Many jurisdictions regularly conduct surveys to estimate the prevalence of problem gambling in their adult populations. However, the comparison of such estimates is problematic due to methodological variations between studies. Total consumption theory suggests that an association between mean electronic gaming machine (EGM) and casino gambling losses and problem gambling prevalence estimates may exist. If this is the case, then changes in EGM losses may be used as a proxy indicator for changes in problem gambling prevalence. To test for this association this study examines the relationship between aggregated losses on electronic gaming machines (EGMs) and problem gambling prevalence estimates for Australian states and territories between 1994 and 2016.

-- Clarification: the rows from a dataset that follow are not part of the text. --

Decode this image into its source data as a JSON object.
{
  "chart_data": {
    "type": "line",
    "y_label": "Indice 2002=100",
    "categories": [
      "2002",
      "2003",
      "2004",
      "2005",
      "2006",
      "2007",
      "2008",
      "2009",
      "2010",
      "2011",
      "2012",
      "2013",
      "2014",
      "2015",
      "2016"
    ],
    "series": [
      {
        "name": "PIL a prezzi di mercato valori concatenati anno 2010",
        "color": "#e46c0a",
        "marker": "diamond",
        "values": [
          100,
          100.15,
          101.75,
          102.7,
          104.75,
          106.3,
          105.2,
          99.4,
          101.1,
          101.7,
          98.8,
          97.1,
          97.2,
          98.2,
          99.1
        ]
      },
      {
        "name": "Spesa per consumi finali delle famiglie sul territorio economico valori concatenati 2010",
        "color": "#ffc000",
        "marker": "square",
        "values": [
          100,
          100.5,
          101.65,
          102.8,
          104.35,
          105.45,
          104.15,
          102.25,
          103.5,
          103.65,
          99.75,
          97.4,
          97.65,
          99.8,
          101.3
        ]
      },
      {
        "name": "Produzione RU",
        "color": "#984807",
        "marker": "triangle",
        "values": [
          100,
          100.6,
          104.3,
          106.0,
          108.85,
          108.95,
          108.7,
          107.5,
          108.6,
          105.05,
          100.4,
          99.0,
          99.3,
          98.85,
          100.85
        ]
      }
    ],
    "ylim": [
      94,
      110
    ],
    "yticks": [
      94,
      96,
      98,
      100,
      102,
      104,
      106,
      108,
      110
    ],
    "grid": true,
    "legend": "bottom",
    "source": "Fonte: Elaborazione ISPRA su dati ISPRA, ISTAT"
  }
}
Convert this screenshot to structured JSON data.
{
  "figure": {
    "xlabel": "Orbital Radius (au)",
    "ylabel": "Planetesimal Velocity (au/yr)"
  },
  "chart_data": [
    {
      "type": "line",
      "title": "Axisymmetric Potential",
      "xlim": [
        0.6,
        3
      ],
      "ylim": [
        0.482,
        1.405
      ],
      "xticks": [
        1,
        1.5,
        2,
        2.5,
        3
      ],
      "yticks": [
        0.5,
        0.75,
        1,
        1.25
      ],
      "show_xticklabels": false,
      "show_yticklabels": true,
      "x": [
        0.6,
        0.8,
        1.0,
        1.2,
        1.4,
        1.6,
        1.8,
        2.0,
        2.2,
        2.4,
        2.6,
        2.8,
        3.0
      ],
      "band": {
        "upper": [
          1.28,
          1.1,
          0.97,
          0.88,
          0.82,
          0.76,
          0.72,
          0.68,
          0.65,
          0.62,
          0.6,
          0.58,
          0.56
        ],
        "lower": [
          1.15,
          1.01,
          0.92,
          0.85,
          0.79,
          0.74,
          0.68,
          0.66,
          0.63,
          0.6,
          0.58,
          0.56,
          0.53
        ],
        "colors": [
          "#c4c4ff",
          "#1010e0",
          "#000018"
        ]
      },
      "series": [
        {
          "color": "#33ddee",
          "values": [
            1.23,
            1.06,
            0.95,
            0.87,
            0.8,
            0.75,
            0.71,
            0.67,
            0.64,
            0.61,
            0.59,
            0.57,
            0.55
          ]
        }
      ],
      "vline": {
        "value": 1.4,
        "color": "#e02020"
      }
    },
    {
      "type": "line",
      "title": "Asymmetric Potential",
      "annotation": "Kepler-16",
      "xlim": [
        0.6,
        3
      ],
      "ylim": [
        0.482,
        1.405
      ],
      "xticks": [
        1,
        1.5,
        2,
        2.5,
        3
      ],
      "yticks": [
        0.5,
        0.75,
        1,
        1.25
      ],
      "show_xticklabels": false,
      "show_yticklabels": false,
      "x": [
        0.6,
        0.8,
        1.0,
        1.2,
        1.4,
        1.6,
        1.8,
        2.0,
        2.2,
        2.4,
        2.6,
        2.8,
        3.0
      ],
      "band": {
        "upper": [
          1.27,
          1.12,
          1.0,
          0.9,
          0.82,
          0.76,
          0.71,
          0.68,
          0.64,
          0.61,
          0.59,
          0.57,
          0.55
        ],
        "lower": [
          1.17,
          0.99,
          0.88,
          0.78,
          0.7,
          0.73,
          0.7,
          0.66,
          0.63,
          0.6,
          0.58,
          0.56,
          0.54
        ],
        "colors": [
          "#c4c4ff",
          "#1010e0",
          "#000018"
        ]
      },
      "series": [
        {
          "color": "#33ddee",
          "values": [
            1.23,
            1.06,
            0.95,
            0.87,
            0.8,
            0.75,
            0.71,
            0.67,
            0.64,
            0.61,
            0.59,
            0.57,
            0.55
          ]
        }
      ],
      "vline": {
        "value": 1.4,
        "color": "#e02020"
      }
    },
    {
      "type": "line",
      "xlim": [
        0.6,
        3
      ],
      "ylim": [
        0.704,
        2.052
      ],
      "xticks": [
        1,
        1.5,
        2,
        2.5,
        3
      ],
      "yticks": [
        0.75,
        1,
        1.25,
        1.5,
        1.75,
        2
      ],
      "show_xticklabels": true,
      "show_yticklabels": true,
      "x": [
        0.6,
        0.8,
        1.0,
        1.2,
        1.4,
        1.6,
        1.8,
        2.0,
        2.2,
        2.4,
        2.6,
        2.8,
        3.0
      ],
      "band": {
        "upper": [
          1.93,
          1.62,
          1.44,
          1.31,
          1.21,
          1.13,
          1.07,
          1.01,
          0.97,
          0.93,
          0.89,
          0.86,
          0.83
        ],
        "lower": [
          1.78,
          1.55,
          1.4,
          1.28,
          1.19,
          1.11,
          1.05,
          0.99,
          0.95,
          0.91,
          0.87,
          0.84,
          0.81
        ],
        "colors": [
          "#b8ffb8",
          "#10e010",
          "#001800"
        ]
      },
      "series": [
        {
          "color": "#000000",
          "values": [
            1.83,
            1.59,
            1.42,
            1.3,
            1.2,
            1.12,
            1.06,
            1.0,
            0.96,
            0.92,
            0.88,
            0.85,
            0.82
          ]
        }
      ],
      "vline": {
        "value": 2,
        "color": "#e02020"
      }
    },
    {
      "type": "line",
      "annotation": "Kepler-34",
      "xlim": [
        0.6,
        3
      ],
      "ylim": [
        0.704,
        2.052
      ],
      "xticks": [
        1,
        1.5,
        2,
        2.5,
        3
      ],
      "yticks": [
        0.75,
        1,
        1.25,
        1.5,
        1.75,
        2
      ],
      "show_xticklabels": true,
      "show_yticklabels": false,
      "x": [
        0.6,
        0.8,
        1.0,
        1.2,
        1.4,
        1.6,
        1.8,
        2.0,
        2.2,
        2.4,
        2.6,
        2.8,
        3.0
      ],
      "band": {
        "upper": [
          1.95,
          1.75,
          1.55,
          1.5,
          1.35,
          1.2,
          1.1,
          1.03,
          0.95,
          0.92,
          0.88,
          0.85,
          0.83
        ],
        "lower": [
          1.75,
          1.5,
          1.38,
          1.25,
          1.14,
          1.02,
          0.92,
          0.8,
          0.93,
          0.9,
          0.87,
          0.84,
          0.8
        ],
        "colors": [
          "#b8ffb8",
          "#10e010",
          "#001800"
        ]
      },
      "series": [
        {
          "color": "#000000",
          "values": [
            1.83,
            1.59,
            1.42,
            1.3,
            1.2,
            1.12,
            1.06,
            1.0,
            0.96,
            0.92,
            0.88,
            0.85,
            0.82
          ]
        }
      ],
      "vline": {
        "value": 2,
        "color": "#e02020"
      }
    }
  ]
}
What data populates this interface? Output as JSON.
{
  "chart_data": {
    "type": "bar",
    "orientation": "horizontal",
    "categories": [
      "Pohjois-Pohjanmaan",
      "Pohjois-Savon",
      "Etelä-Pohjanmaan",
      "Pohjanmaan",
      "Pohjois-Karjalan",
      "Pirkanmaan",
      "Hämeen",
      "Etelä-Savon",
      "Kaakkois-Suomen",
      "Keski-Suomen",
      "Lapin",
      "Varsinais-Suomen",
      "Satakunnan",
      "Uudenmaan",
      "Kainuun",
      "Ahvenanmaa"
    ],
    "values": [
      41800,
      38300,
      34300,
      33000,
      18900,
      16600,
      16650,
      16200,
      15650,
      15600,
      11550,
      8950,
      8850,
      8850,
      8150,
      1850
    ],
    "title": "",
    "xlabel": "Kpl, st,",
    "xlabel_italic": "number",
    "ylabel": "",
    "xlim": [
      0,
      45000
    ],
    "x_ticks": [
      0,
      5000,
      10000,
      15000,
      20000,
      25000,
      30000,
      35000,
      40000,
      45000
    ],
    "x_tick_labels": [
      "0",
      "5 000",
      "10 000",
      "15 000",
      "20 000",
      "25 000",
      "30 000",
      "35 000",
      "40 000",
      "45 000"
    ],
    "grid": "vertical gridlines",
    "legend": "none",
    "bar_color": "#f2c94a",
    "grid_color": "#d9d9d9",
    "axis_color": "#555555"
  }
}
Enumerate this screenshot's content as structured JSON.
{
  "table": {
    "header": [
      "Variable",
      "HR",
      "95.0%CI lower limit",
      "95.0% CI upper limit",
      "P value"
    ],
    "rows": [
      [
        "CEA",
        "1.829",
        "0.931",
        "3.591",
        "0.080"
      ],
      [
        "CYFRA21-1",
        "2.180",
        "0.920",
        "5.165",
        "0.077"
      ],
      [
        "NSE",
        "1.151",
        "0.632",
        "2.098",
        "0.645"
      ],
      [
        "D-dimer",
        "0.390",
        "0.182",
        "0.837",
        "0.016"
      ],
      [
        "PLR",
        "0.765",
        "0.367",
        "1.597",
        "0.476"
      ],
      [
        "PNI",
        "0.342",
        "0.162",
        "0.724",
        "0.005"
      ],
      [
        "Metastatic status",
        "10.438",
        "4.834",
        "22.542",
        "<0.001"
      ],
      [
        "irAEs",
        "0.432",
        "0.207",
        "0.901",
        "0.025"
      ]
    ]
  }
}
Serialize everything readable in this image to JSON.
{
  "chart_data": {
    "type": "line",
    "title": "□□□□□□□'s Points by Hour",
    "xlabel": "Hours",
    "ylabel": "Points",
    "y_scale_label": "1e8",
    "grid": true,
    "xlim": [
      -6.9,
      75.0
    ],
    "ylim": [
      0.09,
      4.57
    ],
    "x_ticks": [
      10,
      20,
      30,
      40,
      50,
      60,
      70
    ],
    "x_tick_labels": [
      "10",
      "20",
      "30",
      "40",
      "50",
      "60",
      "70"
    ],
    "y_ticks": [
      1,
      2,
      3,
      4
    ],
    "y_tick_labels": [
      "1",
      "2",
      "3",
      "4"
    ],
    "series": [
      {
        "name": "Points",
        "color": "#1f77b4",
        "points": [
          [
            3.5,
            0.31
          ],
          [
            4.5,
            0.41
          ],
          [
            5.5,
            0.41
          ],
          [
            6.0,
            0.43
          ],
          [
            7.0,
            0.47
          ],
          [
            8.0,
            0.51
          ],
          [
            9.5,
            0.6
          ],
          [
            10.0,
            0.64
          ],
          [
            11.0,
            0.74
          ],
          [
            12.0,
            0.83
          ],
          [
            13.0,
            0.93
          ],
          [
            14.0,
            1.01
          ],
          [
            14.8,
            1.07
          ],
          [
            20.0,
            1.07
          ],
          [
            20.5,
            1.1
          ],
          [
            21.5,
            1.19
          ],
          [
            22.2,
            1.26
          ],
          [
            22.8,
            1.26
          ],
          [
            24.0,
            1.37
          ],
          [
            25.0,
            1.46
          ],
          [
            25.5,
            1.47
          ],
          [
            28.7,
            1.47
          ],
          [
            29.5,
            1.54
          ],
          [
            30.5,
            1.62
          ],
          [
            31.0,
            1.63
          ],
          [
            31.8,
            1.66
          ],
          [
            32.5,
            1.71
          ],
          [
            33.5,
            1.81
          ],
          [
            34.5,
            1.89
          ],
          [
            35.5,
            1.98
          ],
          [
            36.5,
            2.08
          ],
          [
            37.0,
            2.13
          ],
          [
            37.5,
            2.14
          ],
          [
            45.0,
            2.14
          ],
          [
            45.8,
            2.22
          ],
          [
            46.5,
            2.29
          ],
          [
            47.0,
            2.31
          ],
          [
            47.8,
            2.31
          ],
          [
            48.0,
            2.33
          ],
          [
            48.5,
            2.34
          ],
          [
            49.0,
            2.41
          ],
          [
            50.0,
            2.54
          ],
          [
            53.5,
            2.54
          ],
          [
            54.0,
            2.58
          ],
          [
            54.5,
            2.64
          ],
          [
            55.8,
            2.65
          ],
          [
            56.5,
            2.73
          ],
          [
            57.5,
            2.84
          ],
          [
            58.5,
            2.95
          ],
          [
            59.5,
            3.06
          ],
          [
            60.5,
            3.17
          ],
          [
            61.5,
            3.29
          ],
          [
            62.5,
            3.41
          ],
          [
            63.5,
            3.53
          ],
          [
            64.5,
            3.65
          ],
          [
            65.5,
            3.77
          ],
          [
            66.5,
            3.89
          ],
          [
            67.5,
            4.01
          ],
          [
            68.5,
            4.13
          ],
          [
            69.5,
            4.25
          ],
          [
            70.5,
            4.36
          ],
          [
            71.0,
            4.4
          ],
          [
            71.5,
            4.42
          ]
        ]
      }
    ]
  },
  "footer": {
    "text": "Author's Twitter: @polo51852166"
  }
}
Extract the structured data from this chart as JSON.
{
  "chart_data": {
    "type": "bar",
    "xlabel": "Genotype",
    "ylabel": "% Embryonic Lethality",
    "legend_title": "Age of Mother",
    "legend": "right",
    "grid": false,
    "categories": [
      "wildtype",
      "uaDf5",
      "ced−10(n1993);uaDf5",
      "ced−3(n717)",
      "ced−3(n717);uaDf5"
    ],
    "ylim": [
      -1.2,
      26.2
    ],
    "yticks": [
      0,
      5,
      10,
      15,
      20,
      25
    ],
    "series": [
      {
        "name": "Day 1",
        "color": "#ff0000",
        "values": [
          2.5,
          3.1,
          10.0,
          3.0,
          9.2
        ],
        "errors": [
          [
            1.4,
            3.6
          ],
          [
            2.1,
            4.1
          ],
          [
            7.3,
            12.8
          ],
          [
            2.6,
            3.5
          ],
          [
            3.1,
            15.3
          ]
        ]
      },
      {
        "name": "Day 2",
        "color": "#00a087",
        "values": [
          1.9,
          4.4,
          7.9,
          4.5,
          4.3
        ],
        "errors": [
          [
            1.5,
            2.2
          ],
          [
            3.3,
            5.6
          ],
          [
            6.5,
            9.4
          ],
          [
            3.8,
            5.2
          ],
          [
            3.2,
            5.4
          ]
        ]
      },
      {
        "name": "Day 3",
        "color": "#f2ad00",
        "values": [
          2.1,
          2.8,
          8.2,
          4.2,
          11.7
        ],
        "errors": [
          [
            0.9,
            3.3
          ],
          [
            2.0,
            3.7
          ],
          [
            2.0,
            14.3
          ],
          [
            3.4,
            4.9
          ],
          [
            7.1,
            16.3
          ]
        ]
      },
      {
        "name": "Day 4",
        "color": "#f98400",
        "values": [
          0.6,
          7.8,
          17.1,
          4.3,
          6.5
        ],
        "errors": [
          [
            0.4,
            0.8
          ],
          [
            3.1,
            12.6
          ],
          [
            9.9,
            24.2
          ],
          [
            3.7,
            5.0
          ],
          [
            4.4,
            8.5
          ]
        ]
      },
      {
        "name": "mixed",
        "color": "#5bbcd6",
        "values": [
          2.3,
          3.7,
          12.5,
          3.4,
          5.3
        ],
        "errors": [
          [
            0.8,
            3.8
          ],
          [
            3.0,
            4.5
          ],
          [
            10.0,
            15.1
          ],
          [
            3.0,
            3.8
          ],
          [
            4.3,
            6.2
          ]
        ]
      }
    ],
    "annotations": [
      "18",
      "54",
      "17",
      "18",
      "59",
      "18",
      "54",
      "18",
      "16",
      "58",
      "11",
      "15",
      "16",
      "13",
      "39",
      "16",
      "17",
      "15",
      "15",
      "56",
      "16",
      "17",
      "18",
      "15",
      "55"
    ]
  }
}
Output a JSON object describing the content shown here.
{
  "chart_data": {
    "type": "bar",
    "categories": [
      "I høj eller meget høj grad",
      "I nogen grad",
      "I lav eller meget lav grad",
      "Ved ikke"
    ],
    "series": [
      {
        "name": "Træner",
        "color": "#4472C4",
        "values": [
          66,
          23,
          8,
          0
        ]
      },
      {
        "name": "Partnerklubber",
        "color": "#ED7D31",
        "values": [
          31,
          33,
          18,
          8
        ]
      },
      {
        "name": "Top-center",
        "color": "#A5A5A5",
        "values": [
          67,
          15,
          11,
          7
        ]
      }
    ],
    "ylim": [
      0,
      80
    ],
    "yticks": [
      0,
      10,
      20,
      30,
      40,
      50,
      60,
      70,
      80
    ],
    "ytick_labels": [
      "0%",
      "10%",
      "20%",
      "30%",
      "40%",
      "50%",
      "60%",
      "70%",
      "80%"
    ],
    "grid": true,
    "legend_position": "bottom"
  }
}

A Bayesian meta-regression analysis of 41 cross-sectional problem gambling prevalence estimates was undertaken using EGM gambling losses, year of survey and methodological variations as predictor variables. General population studies of adults in Australian states and territory published before 1 July 2016 were considered in scope. 41 studies were identified, with a total of 267,367 participants. Problem gambling prevalence, moderate-risk problem gambling prevalence, problem gambling screen, administration mode and frequency threshold were extracted from surveys. Administrative data on EGM and casino gambling loss data were extracted from government reports and expressed as the proportion of household disposable income lost.
Money lost on EGMs is correlated with problem gambling prevalence. An increase of 1% of household disposable income lost on EGMs and in casinos was associated with problem gambling prevalence estimates that were 1.33 times higher [95% credible interval 1.04, 1.71]. There was no clear association between EGM losses and moderate-risk problem gambling prevalence estimates. Moderate-risk problem gambling prevalence estimates were not explained by the models (I 2 ≥ 0.97; R 2 ≤ 0.01).
The present study adds to the weight of evidence that EGM losses are associated with the prevalence of problem gambling. No patterns were evident among moderate-risk problem gambling prevalence estimates, suggesting that this measure is either subject to pronounced measurement error or lacks construct validity. The high degree of residual heterogeneity raises questions about the validity of comparing problem gambling prevalence estimates, even after adjusting for methodological variations between studies.